Lösegeld des Richard Löwenherz
Das führte dazu, dass in der Stadt wieder das Jahr 1192 als Geburtsdatum verankert wurde. Besonders wichtig war das bei der Landesausstellung 2019 in Wiener Neustadt. Da wurde den Stadtvermittlern im Vorfeld eingetrichtert, dass 1192 als Datum genannt wird.

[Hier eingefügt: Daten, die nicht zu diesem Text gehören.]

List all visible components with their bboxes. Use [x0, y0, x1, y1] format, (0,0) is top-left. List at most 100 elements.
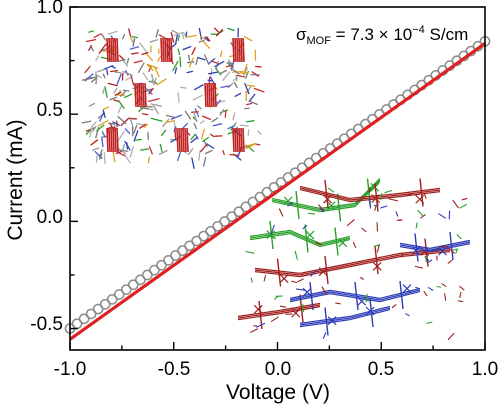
stack-bond — [447, 259, 453, 264]
metal-node-bond — [106, 37, 109, 63]
framework-bond — [188, 57, 194, 68]
framework-bond — [239, 124, 249, 127]
y-tick-label: 0.5 — [37, 100, 63, 121]
data-point — [198, 230, 209, 242]
stack-bond — [373, 244, 380, 247]
x-tick-label: -0.5 — [158, 359, 191, 380]
stack-chain-bond — [379, 287, 421, 299]
framework-bond — [148, 98, 160, 102]
stack-bond — [279, 305, 287, 308]
stack-chain-bond — [329, 291, 381, 301]
substituent — [266, 230, 276, 240]
stack-bond — [263, 275, 267, 282]
stack-chain-bond — [399, 187, 441, 194]
substituent — [438, 246, 448, 256]
framework-bond — [206, 36, 211, 42]
stack-chain-bond — [319, 235, 351, 244]
stack-chain-bond — [299, 187, 351, 201]
stack-bond — [391, 304, 397, 309]
data-point — [142, 269, 153, 281]
framework-bond — [129, 146, 134, 158]
stack-chain-bond — [299, 185, 351, 199]
framework-bond — [92, 125, 97, 132]
framework-bond — [233, 81, 238, 89]
stack-chain-bond — [299, 189, 351, 203]
framework-bond — [245, 84, 256, 87]
stack-bond — [297, 278, 304, 283]
data-point — [170, 250, 181, 261]
stack-bond — [415, 222, 418, 229]
framework-bond — [212, 123, 223, 127]
framework-bond — [243, 67, 248, 76]
stack-bond — [427, 287, 434, 291]
framework-bond — [214, 60, 225, 68]
framework-bond — [121, 144, 125, 153]
framework-bond — [219, 108, 225, 117]
framework-bond — [129, 36, 134, 44]
stack-bond — [291, 280, 298, 284]
framework-bond — [128, 28, 132, 37]
stack-chain-bond — [349, 254, 401, 266]
stack-linker — [354, 281, 359, 311]
framework-bond — [89, 127, 93, 138]
data-point — [184, 240, 195, 252]
stack-chain-bond — [399, 244, 431, 251]
stack-chain-bond — [289, 231, 321, 246]
framework-bond — [130, 73, 135, 86]
stack-chain-bond — [237, 313, 281, 321]
stack-bond — [447, 332, 455, 340]
stack-chain-bond — [319, 206, 356, 213]
framework-bond — [177, 34, 180, 42]
stack-bond — [360, 276, 364, 280]
data-point — [240, 201, 252, 213]
data-point — [254, 191, 266, 203]
data-point — [149, 264, 160, 276]
metal-node-bond — [110, 127, 113, 153]
data-point — [191, 235, 202, 247]
stack-bond — [414, 265, 423, 269]
framework-bond — [227, 59, 233, 66]
framework-bond — [186, 70, 194, 74]
framework-bond — [243, 36, 253, 42]
framework-bond — [184, 110, 192, 120]
substituent — [253, 304, 263, 314]
framework-bond — [117, 130, 125, 142]
stack-bond — [380, 205, 388, 209]
framework-bond — [85, 39, 97, 43]
framework-bond — [211, 117, 219, 123]
framework-bond — [193, 122, 198, 130]
framework-bond — [142, 72, 149, 81]
substituent — [420, 247, 429, 256]
framework-bond — [195, 134, 199, 140]
stack-bond — [423, 290, 428, 297]
framework-bond — [158, 149, 168, 155]
framework-bond — [155, 28, 159, 38]
stack-bond — [373, 204, 379, 207]
framework-bond — [102, 109, 106, 118]
framework-bond — [245, 85, 252, 94]
metal-node-bond — [238, 127, 241, 153]
stack-bond — [395, 211, 399, 217]
stack-chain-bond — [271, 201, 321, 213]
framework-bond — [95, 154, 98, 163]
framework-bond — [109, 96, 118, 101]
framework-bond — [198, 27, 203, 40]
framework-bond — [220, 85, 231, 89]
stack-bond — [426, 321, 433, 324]
stack-bond — [352, 241, 357, 248]
metal-node-bond — [234, 127, 237, 153]
stack-bond — [250, 277, 253, 283]
framework-bond — [124, 128, 131, 135]
stack-bond — [335, 302, 341, 305]
framework-bond — [105, 67, 109, 76]
metal-node-bond — [114, 37, 117, 63]
stack-chain-bond — [349, 309, 391, 321]
framework-bond — [102, 73, 106, 79]
framework-bond — [93, 33, 102, 39]
data-point — [156, 259, 167, 271]
metal-node-bond — [240, 127, 243, 153]
framework-bond — [108, 30, 118, 35]
stack-linker — [414, 233, 419, 262]
framework-bond — [165, 114, 176, 119]
framework-bond — [172, 60, 179, 72]
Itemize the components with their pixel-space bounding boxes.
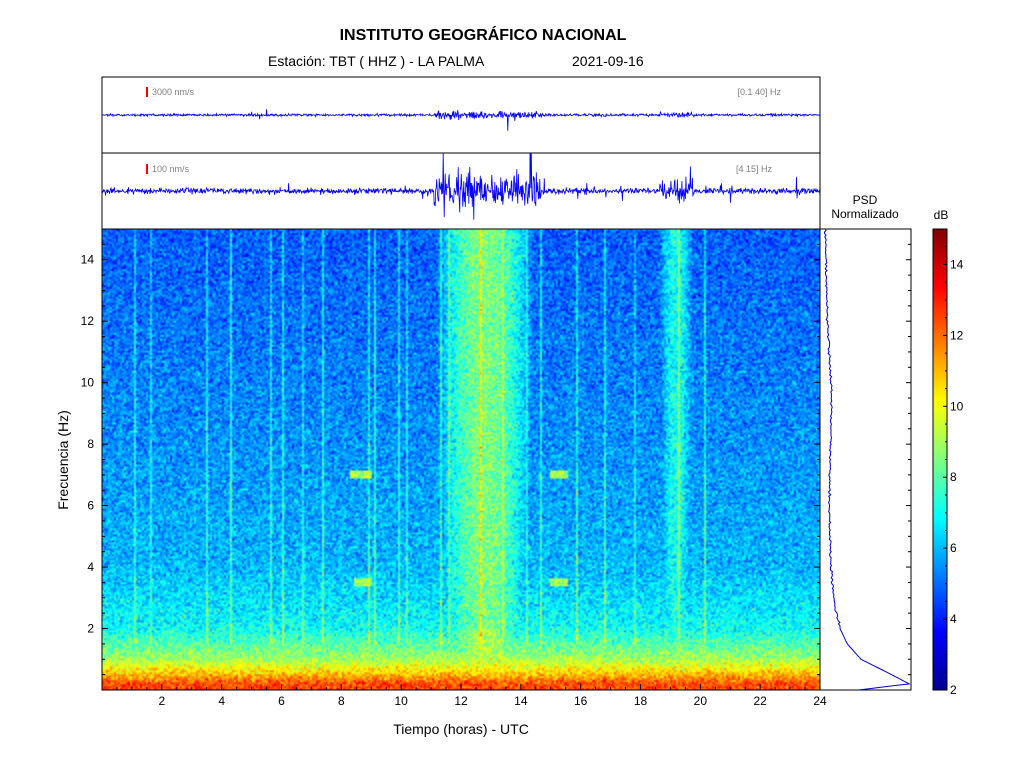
y-tick-label: 14 [81,253,95,267]
colorbar-tick-label: 10 [950,399,964,413]
scale-label-1: 3000 nm/s [152,87,195,97]
band-label-1: [0.1 40] Hz [737,87,781,97]
psd-title-line2: Normalizado [831,207,899,221]
scale-label-2: 100 nm/s [152,164,190,174]
figure-title: INSTITUTO GEOGRÁFICO NACIONAL [339,27,627,44]
x-tick-label: 2 [158,694,165,708]
y-axis-ticks: 2 4 6 8 10 12 14 [81,228,820,691]
psd-ticks [906,228,911,691]
x-tick-label: 22 [753,694,767,708]
colorbar-tick-label: 12 [950,328,964,342]
x-tick-label: 18 [634,694,648,708]
x-tick-label: 16 [574,694,588,708]
station-label: Estación: TBT ( HHZ ) - LA PALMA [268,53,485,69]
y-tick-label: 12 [81,314,95,328]
colorbar-tick-label: 4 [950,612,957,626]
colorbar-tick-label: 2 [950,683,957,697]
y-tick-label: 6 [87,499,94,513]
band-label-2: [4 15] Hz [736,164,773,174]
x-axis-label: Tiempo (horas) - UTC [393,721,529,737]
colorbar-label: dB [933,208,949,222]
psd-curve [823,228,911,691]
y-tick-label: 10 [81,376,95,390]
colorbar-tick-label: 8 [950,470,957,484]
colorbar-tick-label: 14 [950,257,964,271]
x-tick-label: 4 [218,694,225,708]
colorbar [932,228,948,691]
scale-marker-2 [146,164,148,174]
psd-panel [819,228,912,691]
x-axis-ticks: 2 4 6 8 10 12 14 16 18 20 22 24 [101,684,827,708]
x-tick-label: 8 [338,694,345,708]
trace-broadband [102,109,820,131]
colorbar-ticks: 2 4 6 8 10 12 14 [943,228,964,697]
x-tick-label: 10 [394,694,408,708]
y-tick-label: 4 [87,560,94,574]
colorbar-tick-label: 6 [950,541,957,555]
x-tick-label: 12 [454,694,468,708]
psd-title: PSD Normalizado [822,193,908,221]
date-label: 2021-09-16 [572,53,644,69]
trace-filtered [102,153,820,220]
x-tick-label: 20 [694,694,708,708]
spectrogram-layer [102,229,820,690]
psd-title-line1: PSD [852,193,878,207]
x-tick-label: 14 [514,694,528,708]
x-tick-label: 24 [813,694,827,708]
spectrogram-image [102,229,820,690]
x-tick-label: 6 [278,694,285,708]
scale-marker-1 [146,87,148,97]
y-tick-label: 8 [87,437,94,451]
y-tick-label: 2 [87,622,94,636]
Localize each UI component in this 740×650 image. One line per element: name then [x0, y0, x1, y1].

Auf der Homepage der Stadt ist es ebenfalls niedergeschrieben: „Im Jahre 1192 entschloss sich der Babenberger Herzog Leopold V., inmitten der Ebene des südöstlichen Steinfeldes eine stark befestigte Stadt zu gründen. Für den Bau der ‚Neuenstat‘ konnte ein Teil des Lösegeldes des englischen Königs Richard Löwenherz verwendet werden.“
Dennoch konnte die Jahreszahl 1194 nicht ganz aus der Literatur verbannt werden. In der Publikation „Gründung der Newenstatt“ von Gertrude Sobotka aus dem Jahr 2000 etwa wird auf eine Versammlung bei Fischau im Jahr 1194 verwiesen, die die Gründungsversammlung sein könnte.

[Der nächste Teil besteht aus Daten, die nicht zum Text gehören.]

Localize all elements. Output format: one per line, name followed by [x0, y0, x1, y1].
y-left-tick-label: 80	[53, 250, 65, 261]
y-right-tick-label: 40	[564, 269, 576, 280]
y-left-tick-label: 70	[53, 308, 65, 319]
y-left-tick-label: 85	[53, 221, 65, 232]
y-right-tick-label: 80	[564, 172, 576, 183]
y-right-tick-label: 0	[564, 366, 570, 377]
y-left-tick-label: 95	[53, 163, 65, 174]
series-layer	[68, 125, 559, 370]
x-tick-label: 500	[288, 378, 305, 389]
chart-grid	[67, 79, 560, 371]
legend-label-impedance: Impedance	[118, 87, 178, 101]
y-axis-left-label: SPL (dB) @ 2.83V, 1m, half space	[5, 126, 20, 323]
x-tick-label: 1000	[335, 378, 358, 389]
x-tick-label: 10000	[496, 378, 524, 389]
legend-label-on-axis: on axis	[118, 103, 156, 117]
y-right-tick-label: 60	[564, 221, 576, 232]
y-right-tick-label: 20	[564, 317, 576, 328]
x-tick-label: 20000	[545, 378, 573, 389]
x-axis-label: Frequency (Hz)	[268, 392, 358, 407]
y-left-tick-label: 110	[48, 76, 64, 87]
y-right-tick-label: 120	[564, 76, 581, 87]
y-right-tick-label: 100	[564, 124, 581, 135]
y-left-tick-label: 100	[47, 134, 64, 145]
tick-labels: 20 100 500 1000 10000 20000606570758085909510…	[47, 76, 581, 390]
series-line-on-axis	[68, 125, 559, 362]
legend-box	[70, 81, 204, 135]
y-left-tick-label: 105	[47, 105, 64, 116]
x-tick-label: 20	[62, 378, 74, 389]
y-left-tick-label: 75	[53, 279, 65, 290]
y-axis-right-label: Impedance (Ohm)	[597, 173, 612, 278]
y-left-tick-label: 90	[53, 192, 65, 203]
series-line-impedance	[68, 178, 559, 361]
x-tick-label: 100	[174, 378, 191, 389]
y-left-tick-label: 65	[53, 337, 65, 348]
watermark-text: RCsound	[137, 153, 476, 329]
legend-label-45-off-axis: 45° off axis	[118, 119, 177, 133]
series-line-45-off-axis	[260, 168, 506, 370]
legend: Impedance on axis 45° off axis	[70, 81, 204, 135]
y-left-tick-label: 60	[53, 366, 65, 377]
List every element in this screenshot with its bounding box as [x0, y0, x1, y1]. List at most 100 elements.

Für den Denkmalschutzverein der Stadt hat sich zuletzt Professor Josef Pasteiner mit der Debatte um die Gründung beschäftigt. Es sei für ihn ein persönliches Anliegen, sagt er zum KURIER: „Ich habe jahrelang im Gymnasium in Geschichte unterrichtet, dass Wiener Neustadt 1194 gegründet worden ist. Dafür muss ich mich jetzt im Nachhinein genieren.“
Er verweist darauf, dass das Match der zwei Jahreszahlen erst in der Nazi-Zeit eröffnet worden war. Im Jahr 1942 hat der Beamte F. Posch dem damaligen Bürgermeister nahe gelegt, dass das 750-Jahr-Jubiläum der Stadt erst 1944 fällig wäre. Gefeiert wurde es dann wegen der Kriegsereignisse überhaupt erst 1946. Mit der Konsequenz, dass bis zum Ende der 1990er-Jahre 1194 offiziell als Datum geführt worden ist.

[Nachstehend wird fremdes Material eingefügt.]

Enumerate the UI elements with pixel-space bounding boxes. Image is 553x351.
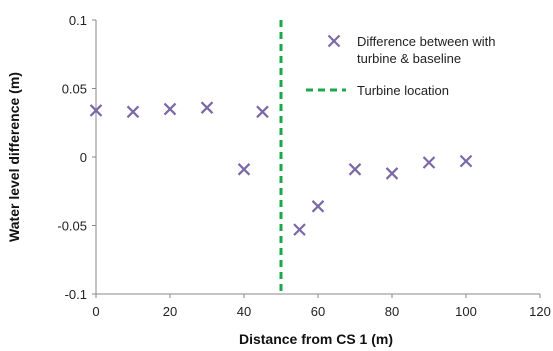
data-point: [293, 223, 306, 236]
legend-x-marker: [327, 34, 341, 48]
data-point: [422, 156, 436, 169]
legend-marker-scatter: [327, 34, 341, 48]
x-tick-label: 80: [385, 304, 399, 319]
x-tick-label: 40: [237, 304, 251, 319]
x-tick-label: 100: [455, 304, 477, 319]
data-point: [348, 163, 362, 176]
y-axis-title: Water level difference (m): [6, 72, 22, 242]
x-axis-title: Distance from CS 1 (m): [239, 331, 393, 347]
data-point: [237, 163, 251, 176]
data-points: [89, 101, 473, 236]
x-tick-label: 0: [92, 304, 99, 319]
data-point: [459, 154, 473, 168]
axes: [92, 19, 541, 298]
data-point: [126, 105, 140, 119]
legend-label-scatter-line1: Difference between with: [357, 34, 496, 49]
legend-label-scatter-line2: turbine & baseline: [357, 51, 461, 66]
data-point: [89, 104, 103, 117]
x-tick-label: 120: [529, 304, 551, 319]
x-tick-label: 60: [311, 304, 325, 319]
data-point: [256, 105, 269, 119]
data-point: [385, 167, 399, 180]
y-tick-label: -0.1: [65, 287, 87, 302]
y-tick-label: 0: [80, 150, 87, 165]
data-point: [311, 200, 325, 213]
legend: Difference between with turbine & baseli…: [306, 34, 496, 98]
data-point: [163, 102, 177, 116]
y-tick-label: -0.05: [57, 219, 87, 234]
y-tick-labels: 0.1 0.05 0 -0.05 -0.1: [57, 13, 87, 302]
legend-label-turbine: Turbine location: [357, 83, 449, 98]
y-tick-label: 0.05: [62, 82, 87, 97]
x-tick-labels: 0 20 40 60 80 100 120: [92, 304, 550, 319]
data-point: [200, 101, 214, 114]
x-tick-label: 20: [163, 304, 177, 319]
y-tick-label: 0.1: [69, 13, 87, 28]
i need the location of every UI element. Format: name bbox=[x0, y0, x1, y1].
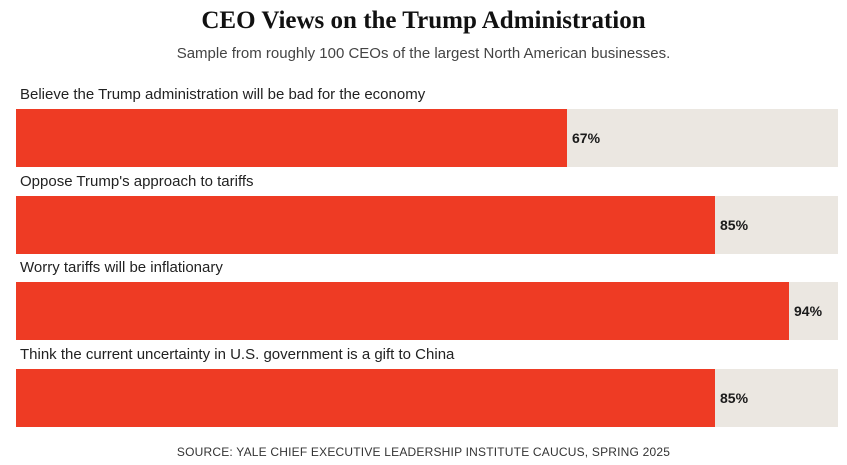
category-label: Oppose Trump's approach to tariffs bbox=[20, 173, 254, 190]
bar-track: 67% bbox=[16, 109, 838, 167]
chart-title: CEO Views on the Trump Administration bbox=[201, 7, 646, 34]
bar bbox=[16, 109, 567, 167]
bar bbox=[16, 196, 715, 254]
category-label: Believe the Trump administration will be… bbox=[20, 86, 426, 103]
bar bbox=[16, 369, 715, 427]
chart-subtitle: Sample from roughly 100 CEOs of the larg… bbox=[176, 45, 671, 62]
value-label: 85% bbox=[720, 217, 749, 233]
value-label: 94% bbox=[794, 303, 823, 319]
source-note: SOURCE: YALE CHIEF EXECUTIVE LEADERSHIP … bbox=[176, 445, 671, 459]
bar-track: 94% bbox=[16, 282, 838, 340]
bar bbox=[16, 282, 789, 340]
category-label: Think the current uncertainty in U.S. go… bbox=[20, 346, 455, 363]
bar-track: 85% bbox=[16, 369, 838, 427]
category-label: Worry tariffs will be inflationary bbox=[20, 259, 223, 276]
value-label: 67% bbox=[572, 130, 601, 146]
bar-track: 85% bbox=[16, 196, 838, 254]
value-label: 85% bbox=[720, 390, 749, 406]
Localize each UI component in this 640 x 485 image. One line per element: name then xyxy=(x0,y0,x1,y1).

Debatte über Gründungsjahr
Im Museum St. Peter an der Sperr soll nun heute um 19 Uhr in einer Podiumsdiskussion noch einmal das Match zwischen 1192 und 1194 stattfinden. Mit dabei auch Erwin Reidinger und Josef Pasteiner. Im Einleitungstext zu der Veranstaltung wird auf die vielen Spekulationen und die Verwirrung verwiesen, die es rund um das Gründungsdatum gibt. Erschwert wird alles, weil es keine Gründungsurkunde gibt.